Riceviamo e pubblichiamo un comunicato stampa di Alessia Araneo – Consigliera regionale, capogruppo M5S Basilicata:

“E dopo l’aumento delle rette per persone con disabilità e anziani, dopo l’aumento delle tariffe per l’accesso agli asili nido, il centrodestra melfitano colpisce ancora le fasce più vulnerabili della nostra comunità.

Questa volta lo fa perdendo, in meno di cinque anni, il secondo finanziamento regionale per l’edilizia residenziale pubblica (erp).

Malgrado tanta sia la fame di case popolari nella città di Melfi, l’amministrazione di centrodestra sembra girarsi ancora dall’altro lato e si permette il lusso di assistere inerme alla revoca del secondo finanziamento.

E così, con una determinazione del 14/11/2025, la Regione Basilicata revoca un secondo finanziamento concesso ad ATER Potenza per la costruzione di un fabbricato per un totale di 12 alloggi in località Valleverde.

Una storia già vista e già denunciata dal M5s oltre un anno fa, quando chiedevamo spiegazioni al sindaco, mostrandoci disponibili a collaborare per non perdere questa importante occasione per la nostra città.

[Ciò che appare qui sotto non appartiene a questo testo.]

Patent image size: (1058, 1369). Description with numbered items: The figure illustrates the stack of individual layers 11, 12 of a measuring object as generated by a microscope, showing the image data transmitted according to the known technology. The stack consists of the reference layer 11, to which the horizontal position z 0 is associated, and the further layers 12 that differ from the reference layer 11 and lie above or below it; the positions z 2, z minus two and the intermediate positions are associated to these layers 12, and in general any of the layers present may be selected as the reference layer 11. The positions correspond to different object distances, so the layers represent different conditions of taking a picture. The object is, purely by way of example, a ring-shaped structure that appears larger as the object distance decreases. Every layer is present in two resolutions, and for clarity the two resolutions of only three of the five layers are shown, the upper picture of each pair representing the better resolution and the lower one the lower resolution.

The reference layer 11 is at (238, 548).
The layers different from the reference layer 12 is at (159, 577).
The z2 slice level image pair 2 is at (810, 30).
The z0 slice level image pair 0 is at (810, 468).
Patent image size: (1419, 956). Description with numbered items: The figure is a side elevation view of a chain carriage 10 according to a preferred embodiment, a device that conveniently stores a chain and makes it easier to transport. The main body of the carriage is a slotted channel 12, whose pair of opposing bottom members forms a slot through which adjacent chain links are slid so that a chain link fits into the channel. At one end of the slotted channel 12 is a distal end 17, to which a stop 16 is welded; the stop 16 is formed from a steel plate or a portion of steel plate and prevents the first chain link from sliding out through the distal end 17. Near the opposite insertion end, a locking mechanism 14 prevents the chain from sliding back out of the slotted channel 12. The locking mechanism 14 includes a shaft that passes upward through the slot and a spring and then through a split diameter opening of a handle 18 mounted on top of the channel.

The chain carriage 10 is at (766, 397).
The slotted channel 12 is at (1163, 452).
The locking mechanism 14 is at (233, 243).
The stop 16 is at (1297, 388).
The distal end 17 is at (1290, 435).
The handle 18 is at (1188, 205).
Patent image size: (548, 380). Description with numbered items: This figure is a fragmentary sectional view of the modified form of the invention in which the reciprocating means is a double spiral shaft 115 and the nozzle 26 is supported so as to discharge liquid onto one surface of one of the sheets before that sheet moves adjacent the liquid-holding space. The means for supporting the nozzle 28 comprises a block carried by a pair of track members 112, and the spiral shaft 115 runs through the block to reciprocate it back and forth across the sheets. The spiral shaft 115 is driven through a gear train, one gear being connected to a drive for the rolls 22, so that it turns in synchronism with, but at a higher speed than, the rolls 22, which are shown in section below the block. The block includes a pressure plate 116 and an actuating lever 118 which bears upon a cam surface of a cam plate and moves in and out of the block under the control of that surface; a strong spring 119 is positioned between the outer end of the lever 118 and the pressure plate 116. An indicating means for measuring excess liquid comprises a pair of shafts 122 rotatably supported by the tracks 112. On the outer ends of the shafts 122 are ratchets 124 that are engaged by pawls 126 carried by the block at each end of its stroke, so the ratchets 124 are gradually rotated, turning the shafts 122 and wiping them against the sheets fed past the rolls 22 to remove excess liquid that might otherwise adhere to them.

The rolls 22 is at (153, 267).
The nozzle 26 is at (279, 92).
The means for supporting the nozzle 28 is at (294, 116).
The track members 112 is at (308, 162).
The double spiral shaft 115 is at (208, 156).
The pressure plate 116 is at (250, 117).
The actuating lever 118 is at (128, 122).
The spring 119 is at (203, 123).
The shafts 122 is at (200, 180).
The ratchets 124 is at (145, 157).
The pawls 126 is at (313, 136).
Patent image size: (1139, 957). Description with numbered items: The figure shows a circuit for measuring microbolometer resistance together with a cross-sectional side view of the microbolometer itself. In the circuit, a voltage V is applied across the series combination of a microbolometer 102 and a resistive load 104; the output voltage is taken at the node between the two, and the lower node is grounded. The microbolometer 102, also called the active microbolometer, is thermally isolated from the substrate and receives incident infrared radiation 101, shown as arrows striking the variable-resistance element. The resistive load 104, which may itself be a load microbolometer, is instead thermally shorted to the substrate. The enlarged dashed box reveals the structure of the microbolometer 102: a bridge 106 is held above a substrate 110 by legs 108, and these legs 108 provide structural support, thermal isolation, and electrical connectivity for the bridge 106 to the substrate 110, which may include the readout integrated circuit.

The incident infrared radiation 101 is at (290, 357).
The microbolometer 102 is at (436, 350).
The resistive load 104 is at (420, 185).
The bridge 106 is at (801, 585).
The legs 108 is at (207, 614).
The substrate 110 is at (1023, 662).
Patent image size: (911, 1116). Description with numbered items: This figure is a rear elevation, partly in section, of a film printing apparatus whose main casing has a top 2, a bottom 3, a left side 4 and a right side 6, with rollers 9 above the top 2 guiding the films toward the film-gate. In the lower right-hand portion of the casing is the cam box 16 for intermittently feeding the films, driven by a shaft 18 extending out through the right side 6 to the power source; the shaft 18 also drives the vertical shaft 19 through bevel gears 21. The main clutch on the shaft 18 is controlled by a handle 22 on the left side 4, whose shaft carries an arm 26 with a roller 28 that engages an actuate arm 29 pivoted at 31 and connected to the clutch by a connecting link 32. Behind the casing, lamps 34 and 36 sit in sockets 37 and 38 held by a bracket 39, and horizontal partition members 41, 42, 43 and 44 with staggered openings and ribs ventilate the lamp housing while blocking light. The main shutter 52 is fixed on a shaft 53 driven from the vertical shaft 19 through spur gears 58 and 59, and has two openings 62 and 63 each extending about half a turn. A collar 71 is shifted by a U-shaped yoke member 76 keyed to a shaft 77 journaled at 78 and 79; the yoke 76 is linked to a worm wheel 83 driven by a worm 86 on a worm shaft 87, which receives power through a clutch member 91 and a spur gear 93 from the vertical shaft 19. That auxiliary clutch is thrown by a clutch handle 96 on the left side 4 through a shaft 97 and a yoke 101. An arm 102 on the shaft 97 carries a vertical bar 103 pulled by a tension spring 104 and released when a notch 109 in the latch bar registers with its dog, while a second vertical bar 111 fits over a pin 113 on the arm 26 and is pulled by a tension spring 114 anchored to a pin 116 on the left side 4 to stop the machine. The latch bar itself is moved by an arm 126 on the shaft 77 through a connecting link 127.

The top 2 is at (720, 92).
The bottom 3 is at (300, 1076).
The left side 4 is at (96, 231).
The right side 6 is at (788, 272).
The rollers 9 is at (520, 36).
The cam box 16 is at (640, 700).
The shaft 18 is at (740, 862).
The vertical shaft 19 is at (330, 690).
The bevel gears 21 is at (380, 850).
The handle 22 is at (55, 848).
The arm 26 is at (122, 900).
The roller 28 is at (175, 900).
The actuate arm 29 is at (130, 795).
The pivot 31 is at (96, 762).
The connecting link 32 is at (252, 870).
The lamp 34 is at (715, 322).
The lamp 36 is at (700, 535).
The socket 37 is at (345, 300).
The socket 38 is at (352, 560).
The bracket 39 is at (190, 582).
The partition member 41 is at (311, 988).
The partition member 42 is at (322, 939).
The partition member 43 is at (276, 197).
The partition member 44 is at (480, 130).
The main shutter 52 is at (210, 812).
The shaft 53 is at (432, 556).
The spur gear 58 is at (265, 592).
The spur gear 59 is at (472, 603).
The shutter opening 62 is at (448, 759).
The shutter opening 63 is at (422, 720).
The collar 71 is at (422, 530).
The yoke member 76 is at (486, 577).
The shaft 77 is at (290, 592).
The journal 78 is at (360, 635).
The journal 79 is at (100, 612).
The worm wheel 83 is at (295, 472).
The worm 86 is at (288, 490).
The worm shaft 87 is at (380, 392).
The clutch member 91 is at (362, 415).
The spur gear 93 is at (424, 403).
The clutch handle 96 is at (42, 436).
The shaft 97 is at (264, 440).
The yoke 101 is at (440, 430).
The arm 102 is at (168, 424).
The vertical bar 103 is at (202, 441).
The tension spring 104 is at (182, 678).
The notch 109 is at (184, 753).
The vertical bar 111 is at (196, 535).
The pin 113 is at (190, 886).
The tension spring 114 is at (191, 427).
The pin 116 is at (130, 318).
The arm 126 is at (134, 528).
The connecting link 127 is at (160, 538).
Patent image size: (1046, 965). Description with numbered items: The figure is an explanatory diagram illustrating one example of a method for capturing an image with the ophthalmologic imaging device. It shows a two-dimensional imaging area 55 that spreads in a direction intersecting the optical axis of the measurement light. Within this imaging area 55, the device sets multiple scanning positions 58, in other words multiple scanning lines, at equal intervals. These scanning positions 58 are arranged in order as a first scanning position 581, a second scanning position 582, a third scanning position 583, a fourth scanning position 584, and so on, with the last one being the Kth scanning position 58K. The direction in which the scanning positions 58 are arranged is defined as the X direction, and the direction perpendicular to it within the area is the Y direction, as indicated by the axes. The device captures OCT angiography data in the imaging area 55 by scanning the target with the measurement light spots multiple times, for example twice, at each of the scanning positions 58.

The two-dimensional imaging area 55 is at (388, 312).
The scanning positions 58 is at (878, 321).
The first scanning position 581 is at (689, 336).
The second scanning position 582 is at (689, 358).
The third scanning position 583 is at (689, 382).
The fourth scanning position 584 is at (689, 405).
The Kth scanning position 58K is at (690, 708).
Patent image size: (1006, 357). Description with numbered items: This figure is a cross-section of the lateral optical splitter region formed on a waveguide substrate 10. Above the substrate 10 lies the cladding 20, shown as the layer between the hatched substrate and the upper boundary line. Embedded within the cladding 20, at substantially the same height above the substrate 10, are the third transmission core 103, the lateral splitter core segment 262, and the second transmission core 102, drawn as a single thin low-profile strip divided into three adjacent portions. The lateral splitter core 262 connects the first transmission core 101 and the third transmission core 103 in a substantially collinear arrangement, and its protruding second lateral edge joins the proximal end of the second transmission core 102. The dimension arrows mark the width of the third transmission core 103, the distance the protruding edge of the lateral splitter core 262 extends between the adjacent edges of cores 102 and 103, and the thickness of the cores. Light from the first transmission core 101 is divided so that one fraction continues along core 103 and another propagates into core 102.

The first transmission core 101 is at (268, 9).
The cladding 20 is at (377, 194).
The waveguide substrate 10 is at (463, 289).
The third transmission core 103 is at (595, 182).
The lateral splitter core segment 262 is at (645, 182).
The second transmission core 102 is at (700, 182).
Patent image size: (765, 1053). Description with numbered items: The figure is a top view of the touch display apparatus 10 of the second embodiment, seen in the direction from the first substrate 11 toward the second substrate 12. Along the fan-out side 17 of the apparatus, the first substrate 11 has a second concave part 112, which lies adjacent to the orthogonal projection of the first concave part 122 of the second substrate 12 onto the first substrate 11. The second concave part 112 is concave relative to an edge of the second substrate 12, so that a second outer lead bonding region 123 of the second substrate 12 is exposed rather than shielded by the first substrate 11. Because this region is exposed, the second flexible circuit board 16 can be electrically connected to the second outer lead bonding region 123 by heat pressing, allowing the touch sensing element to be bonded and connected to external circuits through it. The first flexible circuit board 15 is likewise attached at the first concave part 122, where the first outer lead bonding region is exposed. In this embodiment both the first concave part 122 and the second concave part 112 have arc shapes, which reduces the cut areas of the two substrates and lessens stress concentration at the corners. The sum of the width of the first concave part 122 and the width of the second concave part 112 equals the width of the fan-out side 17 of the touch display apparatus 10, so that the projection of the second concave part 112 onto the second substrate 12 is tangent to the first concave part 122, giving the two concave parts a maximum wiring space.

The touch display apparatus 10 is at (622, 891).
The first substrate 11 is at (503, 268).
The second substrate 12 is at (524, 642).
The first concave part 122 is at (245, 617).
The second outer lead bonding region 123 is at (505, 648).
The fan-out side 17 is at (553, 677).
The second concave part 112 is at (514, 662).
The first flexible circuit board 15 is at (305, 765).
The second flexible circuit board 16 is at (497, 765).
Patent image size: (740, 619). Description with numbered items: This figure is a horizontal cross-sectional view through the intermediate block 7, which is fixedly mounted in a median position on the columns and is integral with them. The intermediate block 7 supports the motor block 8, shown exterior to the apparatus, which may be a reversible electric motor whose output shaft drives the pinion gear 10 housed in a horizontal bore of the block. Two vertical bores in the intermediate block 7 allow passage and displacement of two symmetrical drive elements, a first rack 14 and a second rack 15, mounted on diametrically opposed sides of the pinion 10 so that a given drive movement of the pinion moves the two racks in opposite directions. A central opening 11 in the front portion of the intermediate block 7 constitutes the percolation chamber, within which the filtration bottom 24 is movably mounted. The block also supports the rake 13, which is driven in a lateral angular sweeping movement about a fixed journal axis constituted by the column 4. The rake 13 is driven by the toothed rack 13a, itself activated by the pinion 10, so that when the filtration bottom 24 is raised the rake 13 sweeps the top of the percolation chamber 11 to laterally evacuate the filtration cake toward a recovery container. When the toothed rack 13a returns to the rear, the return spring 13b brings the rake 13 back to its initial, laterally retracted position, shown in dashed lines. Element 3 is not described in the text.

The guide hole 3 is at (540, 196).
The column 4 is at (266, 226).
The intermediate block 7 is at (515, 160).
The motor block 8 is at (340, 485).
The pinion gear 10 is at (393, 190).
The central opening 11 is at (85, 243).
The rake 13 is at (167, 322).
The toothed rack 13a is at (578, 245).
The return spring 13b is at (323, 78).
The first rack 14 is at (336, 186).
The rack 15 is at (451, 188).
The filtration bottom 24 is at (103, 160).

Allora ATER Potenza rappresentava l’impossibilità a costruire causata dalla mancata concessione del diritto di superficie sull’area interessata da erp da parte del Comune di Melfi. Dal 2022 ATER avrebbe sollecitato più e più volte l’amministrazione a ripristinare il diritto di superficie così da consentire l’inizio dei lavori, ma nulla.

Nulla sarebbe cambiato da quel 2022. Siamo ormai nel 2026 e un altro finanziamento sulla stessa area è stato revocato.

Se così stanno le cose, a pagare questa inerzia da parte del Comune di Melfi è indubbiamente la collettività e, in particolare, le famiglie in maggiore stato di bisogno, che attendono una abitazione da anni.

Il finanziamento di ieri è stato perso, quello di oggi pure e, se il Comune non sanerà presto la situazione, anche per domani poco si potrà fare.

Chiediamo al sindaco Maglione e alla maggioranza di centrodestra di agire tempestivamente per evitare di perdere nuove occasioni per la comunità melfitana.

Impegnati come sono ad ammirarsi allo specchio raccontandosi quanto sono bravi, difficilmente chiederanno scusa alla comunità per questa seconda revoca, ma chiediamo almeno loro di adoperarsi per evitare di perdere altri finanziamenti regionali.

Con amarezza, infine, constatiamo la scarsissima anzi inesistente attenzione che l’amministrazione di centrodestra dedica ai più fragili: lasceremo stabilire alla comunità se trattasi di distrazione o di accanimento verso chi ha meno.

Dopo averli visti all’opera, stucchevoli risultano essere i richiami continui al ‘Tornare alla bellezza’.

Perché non può esistere bellezza senza giustizia sociale”.